In its Report on the State of Food Security released in mid-July, the World Health Organisation (WHO) emphasises that any approach to addressing hunger and all forms of malnutrition must also consider the transformation of food systems – making healthy food more affordable and accessible. “New evidence presented in this report shows that healthy diets are unaffordable for many people of every region across the world, especially for the poor and those facing economic challenges. The health impacts associated with a poor diet are significant and hugely detrimental to our growth and development as a nation,” says Du Plessis. According to WHO, a healthy diet protects against malnutrition in all its forms, as well as non-communicable diseases such as heart disease, stroke and cancer.
“Since food systems are inherently complex, transforming food systems will undoubtedly be equally complex and could take years to achieve. However, since South Africa has a net surplus of food, one less complex solution is to find ways to connect this world of surplus to a world of need – which is what FoodForward SA has been promoting since its inception in 2009,” says Du Plessis. “While we do receive good quality edible surplus food from donor partners, it’s only a drop in the ocean when compared with the estimated volume of surplus food circulating throughout the food system, annually.”
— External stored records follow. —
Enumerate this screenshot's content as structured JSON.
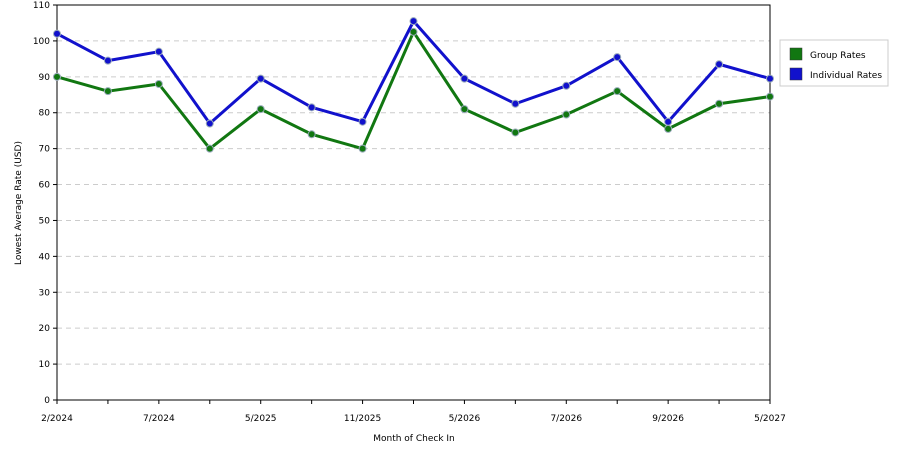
{
  "chart_data": {
    "type": "line",
    "x_label": "Month of Check In",
    "y_label": "Lowest Average Rate (USD)",
    "categories": [
      "2/2024",
      null,
      "7/2024",
      null,
      "5/2025",
      null,
      "11/2025",
      null,
      "5/2026",
      null,
      "7/2026",
      null,
      "9/2026",
      null,
      "5/2027"
    ],
    "series": [
      {
        "name": "Group Rates",
        "color": "#117711",
        "values": [
          90,
          86,
          88,
          70,
          81,
          74,
          70,
          102.5,
          81,
          74.5,
          79.5,
          86,
          75.5,
          82.5,
          84.5
        ]
      },
      {
        "name": "Individual Rates",
        "color": "#1111cc",
        "values": [
          102,
          94.5,
          97,
          77,
          89.5,
          81.5,
          77.5,
          105.5,
          89.5,
          82.5,
          87.5,
          95.5,
          77.5,
          93.5,
          89.5
        ]
      }
    ],
    "ylim": [
      0,
      110
    ],
    "yticks": [
      0,
      10,
      20,
      30,
      40,
      50,
      60,
      70,
      80,
      90,
      100,
      110
    ],
    "grid": true,
    "legend": "right"
  }
}
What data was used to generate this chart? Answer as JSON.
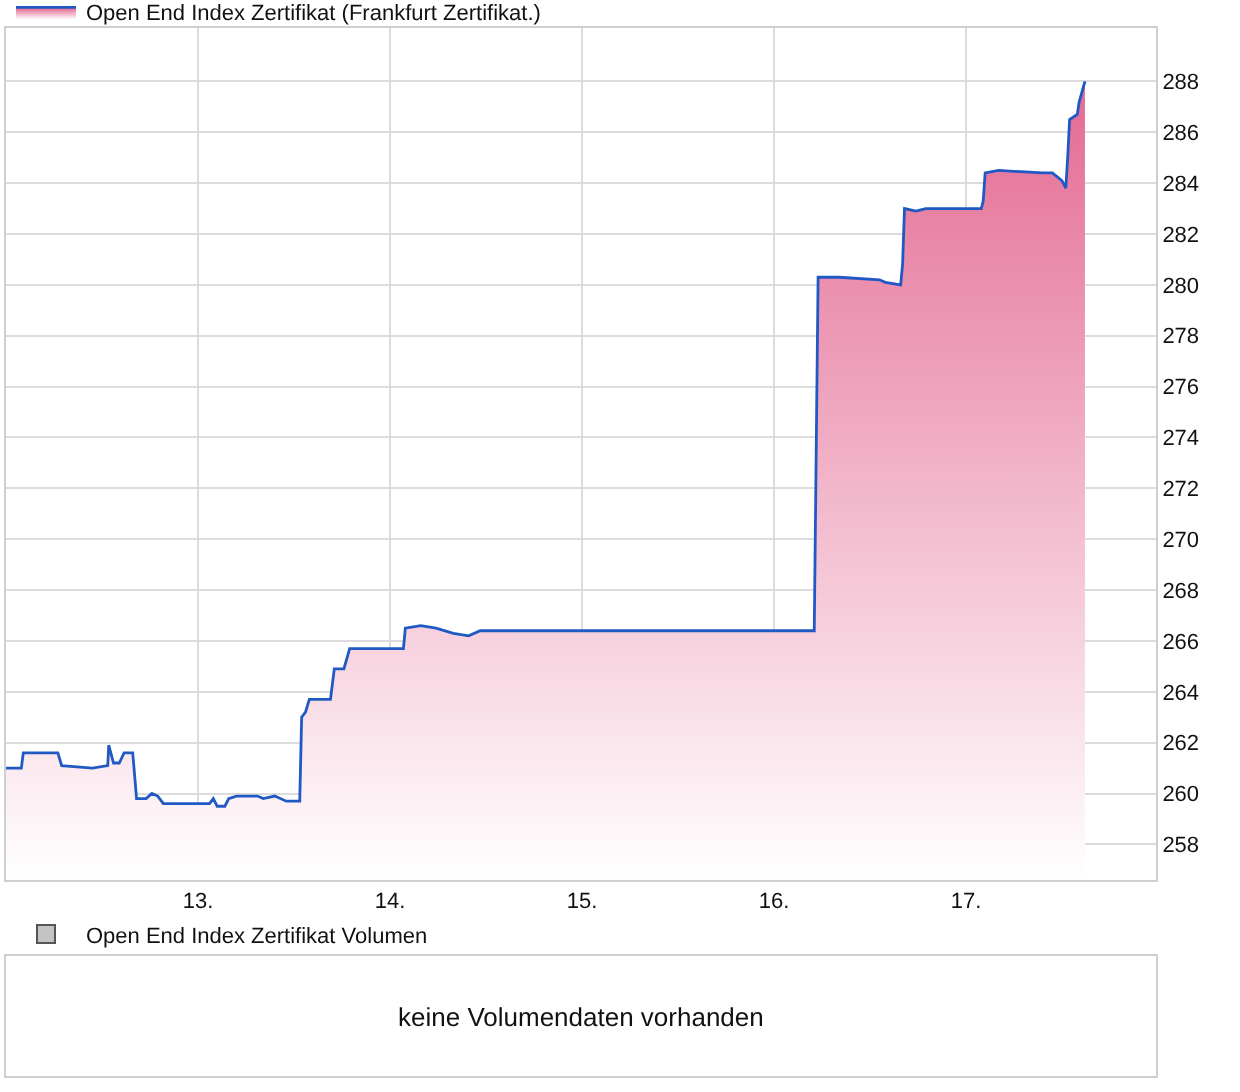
{
  "chart_data": [
    {
      "type": "area",
      "legend": "top left",
      "grid": true,
      "marker": "none",
      "line_style": "solid",
      "x": [
        12.0,
        12.08,
        12.09,
        12.27,
        12.29,
        12.45,
        12.53,
        12.535,
        12.56,
        12.59,
        12.615,
        12.66,
        12.68,
        12.73,
        12.76,
        12.79,
        12.82,
        13.06,
        13.08,
        13.1,
        13.14,
        13.16,
        13.2,
        13.31,
        13.34,
        13.4,
        13.46,
        13.53,
        13.54,
        13.56,
        13.58,
        13.69,
        13.71,
        13.76,
        13.79,
        14.07,
        14.08,
        14.16,
        14.24,
        14.33,
        14.41,
        14.47,
        16.21,
        16.23,
        16.34,
        16.55,
        16.58,
        16.66,
        16.67,
        16.68,
        16.74,
        16.79,
        17.08,
        17.09,
        17.1,
        17.17,
        17.4,
        17.45,
        17.5,
        17.52,
        17.53,
        17.54,
        17.58,
        17.59,
        17.62
      ],
      "series": [
        {
          "name": "Open End Index Zertifikat (Frankfurt Zertifikat.)",
          "color": "#2159c4",
          "values": [
            261.0,
            261.0,
            261.6,
            261.6,
            261.1,
            261.0,
            261.1,
            261.9,
            261.2,
            261.2,
            261.6,
            261.6,
            259.8,
            259.8,
            260.0,
            259.9,
            259.6,
            259.6,
            259.8,
            259.5,
            259.5,
            259.8,
            259.9,
            259.9,
            259.8,
            259.9,
            259.7,
            259.7,
            263.0,
            263.2,
            263.7,
            263.7,
            264.9,
            264.9,
            265.7,
            265.7,
            266.5,
            266.6,
            266.5,
            266.3,
            266.2,
            266.4,
            266.4,
            280.3,
            280.3,
            280.2,
            280.1,
            280.0,
            280.8,
            283.0,
            282.9,
            283.0,
            283.0,
            283.3,
            284.4,
            284.5,
            284.4,
            284.4,
            284.1,
            283.8,
            285.0,
            286.5,
            286.7,
            287.2,
            288.0
          ]
        }
      ],
      "xlim": [
        12.0,
        17.99
      ],
      "xticks": [
        {
          "value": 13,
          "label": "13."
        },
        {
          "value": 14,
          "label": "14."
        },
        {
          "value": 15,
          "label": "15."
        },
        {
          "value": 16,
          "label": "16."
        },
        {
          "value": 17,
          "label": "17."
        }
      ],
      "ylim": [
        256.6,
        290.1
      ],
      "yticks": [
        258,
        260,
        262,
        264,
        266,
        268,
        270,
        272,
        274,
        276,
        278,
        280,
        282,
        284,
        286,
        288
      ]
    },
    {
      "type": "other",
      "legend": "top left",
      "series": [
        {
          "name": "Open End Index Zertifikat Volumen",
          "color": "#c4c4c4"
        }
      ],
      "annotations": [
        "keine Volumendaten vorhanden"
      ]
    }
  ]
}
Countries like France, Italy and others have introduced laws to force food companies to donate surplus food to NPOs. “It seems like South Africa is a long way from getting such legislation enacted – not for a lack of trying on our part,” says Du Plessis. “We should not, however, have to force food manufacturers to donate food. Rather, they should take the view that it is their obligation to do so, given our social context.” He adds that “only some businesses understand that donating, rather than dumping edible food is not only good for business but also good business given the immediate cost-savings associated with donating food.”
“Food security and nutrition are inextricably linked to each other, and to the future of our nation’s growth and development. The high cost of healthy food coupled with its low affordability means that millions of people simply cannot access healthy food, leading to food insecurity on a grand scale. The threats highlighted above require a strong political strong political will to turn things around, along with vigilant, accountable and responsible businesses to do what’s needed,” says Du Plessis.